Les autres domaines d’expertise mis en avant sont les services de Renraku et ses filiales, l’éducation avec les logiciels de traduction et les écoles pour enfants et adultes Renraku, le divertissement avec les nombreux médias et séries détenus par la corpo, l’armement avec Izom, Ultimax et Terracotta et bien sûr un mot sur Neo-PD. Cela diversifie de manière agréable la corpo et, à chaque fois, les données sont mises en avant. À noter qu’il y a même une femme parmi les pontes presentés ! Voilà qui change l’image très misogyne de la japanacorp.

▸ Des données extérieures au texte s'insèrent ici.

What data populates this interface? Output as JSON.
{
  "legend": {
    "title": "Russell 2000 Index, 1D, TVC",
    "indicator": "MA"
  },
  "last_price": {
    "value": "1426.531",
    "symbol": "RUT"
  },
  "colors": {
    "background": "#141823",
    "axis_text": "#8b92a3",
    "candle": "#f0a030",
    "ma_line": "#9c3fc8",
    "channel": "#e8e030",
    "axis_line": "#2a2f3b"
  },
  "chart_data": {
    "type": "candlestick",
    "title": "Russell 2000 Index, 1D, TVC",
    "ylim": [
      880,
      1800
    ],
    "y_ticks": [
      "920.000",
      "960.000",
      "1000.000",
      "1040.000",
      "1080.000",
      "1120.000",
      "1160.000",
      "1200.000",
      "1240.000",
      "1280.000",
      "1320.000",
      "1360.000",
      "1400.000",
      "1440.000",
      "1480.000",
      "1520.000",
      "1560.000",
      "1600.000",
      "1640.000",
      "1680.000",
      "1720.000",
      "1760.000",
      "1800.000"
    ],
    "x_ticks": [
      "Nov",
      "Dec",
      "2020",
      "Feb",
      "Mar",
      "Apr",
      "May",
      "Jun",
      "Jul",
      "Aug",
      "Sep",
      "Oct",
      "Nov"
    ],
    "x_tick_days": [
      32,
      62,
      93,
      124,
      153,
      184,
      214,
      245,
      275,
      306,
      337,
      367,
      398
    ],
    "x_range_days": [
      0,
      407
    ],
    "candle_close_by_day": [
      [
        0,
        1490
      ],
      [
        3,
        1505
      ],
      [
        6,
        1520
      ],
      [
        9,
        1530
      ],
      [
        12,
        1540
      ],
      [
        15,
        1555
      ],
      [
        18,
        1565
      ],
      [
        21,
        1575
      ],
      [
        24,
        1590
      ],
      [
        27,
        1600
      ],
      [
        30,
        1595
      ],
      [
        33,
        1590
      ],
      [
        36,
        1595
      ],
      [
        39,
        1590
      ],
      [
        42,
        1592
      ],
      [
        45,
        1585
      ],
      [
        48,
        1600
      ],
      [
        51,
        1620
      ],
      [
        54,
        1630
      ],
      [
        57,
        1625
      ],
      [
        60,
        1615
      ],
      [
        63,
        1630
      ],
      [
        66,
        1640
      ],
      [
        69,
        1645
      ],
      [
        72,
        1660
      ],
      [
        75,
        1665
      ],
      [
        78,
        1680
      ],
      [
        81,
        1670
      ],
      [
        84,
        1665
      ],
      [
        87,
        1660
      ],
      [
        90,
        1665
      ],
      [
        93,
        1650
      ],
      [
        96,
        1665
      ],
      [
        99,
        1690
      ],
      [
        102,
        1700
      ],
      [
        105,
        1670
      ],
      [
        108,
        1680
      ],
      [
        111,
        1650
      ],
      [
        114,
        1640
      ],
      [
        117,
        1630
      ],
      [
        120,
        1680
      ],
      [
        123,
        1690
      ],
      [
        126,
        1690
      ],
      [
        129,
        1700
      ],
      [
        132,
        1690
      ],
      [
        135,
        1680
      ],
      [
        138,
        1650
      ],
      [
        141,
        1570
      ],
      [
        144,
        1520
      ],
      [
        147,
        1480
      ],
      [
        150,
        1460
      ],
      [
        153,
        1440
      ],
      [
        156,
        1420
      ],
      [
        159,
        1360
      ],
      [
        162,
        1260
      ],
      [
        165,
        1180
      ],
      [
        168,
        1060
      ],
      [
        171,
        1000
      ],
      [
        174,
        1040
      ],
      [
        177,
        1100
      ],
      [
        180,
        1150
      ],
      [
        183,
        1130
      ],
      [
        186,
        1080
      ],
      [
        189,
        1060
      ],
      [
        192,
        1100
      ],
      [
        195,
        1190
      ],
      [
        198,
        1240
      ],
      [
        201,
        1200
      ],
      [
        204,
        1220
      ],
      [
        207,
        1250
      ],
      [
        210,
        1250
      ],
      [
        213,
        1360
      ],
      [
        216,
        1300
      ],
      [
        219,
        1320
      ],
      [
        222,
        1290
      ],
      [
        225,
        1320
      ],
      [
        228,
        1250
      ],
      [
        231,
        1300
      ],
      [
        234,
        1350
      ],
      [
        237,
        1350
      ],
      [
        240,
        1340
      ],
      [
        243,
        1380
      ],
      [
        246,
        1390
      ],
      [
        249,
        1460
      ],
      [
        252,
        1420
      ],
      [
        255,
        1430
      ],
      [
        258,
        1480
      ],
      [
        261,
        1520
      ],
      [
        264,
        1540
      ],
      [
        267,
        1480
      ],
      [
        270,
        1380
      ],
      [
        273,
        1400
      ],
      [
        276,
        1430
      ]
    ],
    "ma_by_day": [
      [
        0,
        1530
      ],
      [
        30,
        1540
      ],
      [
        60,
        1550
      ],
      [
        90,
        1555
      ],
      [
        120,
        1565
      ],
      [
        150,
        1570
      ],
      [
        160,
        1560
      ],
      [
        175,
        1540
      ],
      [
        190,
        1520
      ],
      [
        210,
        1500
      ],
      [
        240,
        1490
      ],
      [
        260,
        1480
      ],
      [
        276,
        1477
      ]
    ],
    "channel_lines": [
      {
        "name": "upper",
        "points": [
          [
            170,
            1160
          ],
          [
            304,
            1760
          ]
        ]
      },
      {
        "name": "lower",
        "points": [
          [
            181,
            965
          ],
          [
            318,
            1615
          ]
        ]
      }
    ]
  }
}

Pour la suite du chapitre dédié à Renraku, on se concentre sur le cœur de ce qui m’intéresse, des pistes de runs et d’intrigues. Parmi celles-ci, la rivalité avec les autres japanacorps et leur curieuse guerre où ils font front commun à l’extérieur du Japon et s’étripent à l’intérieur avec une frontière de plus en plus floue entre intérieur et extérieur. Mais aussi, la guerre des données qui oppose principalement Renraku à Horizon, ainsi qu’au Cracker Underground, un groupe de hackers néo-anarchistes qui n’aiment pas qu’on vole les données des citoyens et en particulier la politique de prédiction des crimes de Neo-PD grâce au big data. Il est aussi évoqué des runs pour aider Renraku à s’installer et s’adapter à un niveau local, à faire des tests ou de la recherche sur l’armement et à effectuer ou empêcher des extractions. Bref, les idées d’aventures sont nombreuses !

En résumé, j’ai apprécié ce chapitre car il montre d’autres facettes de Renraku, son évolution vers le big data, et propose beaucoup de pistes de runs, ce qui est personnellement ce que je recherche dans ce type de publication.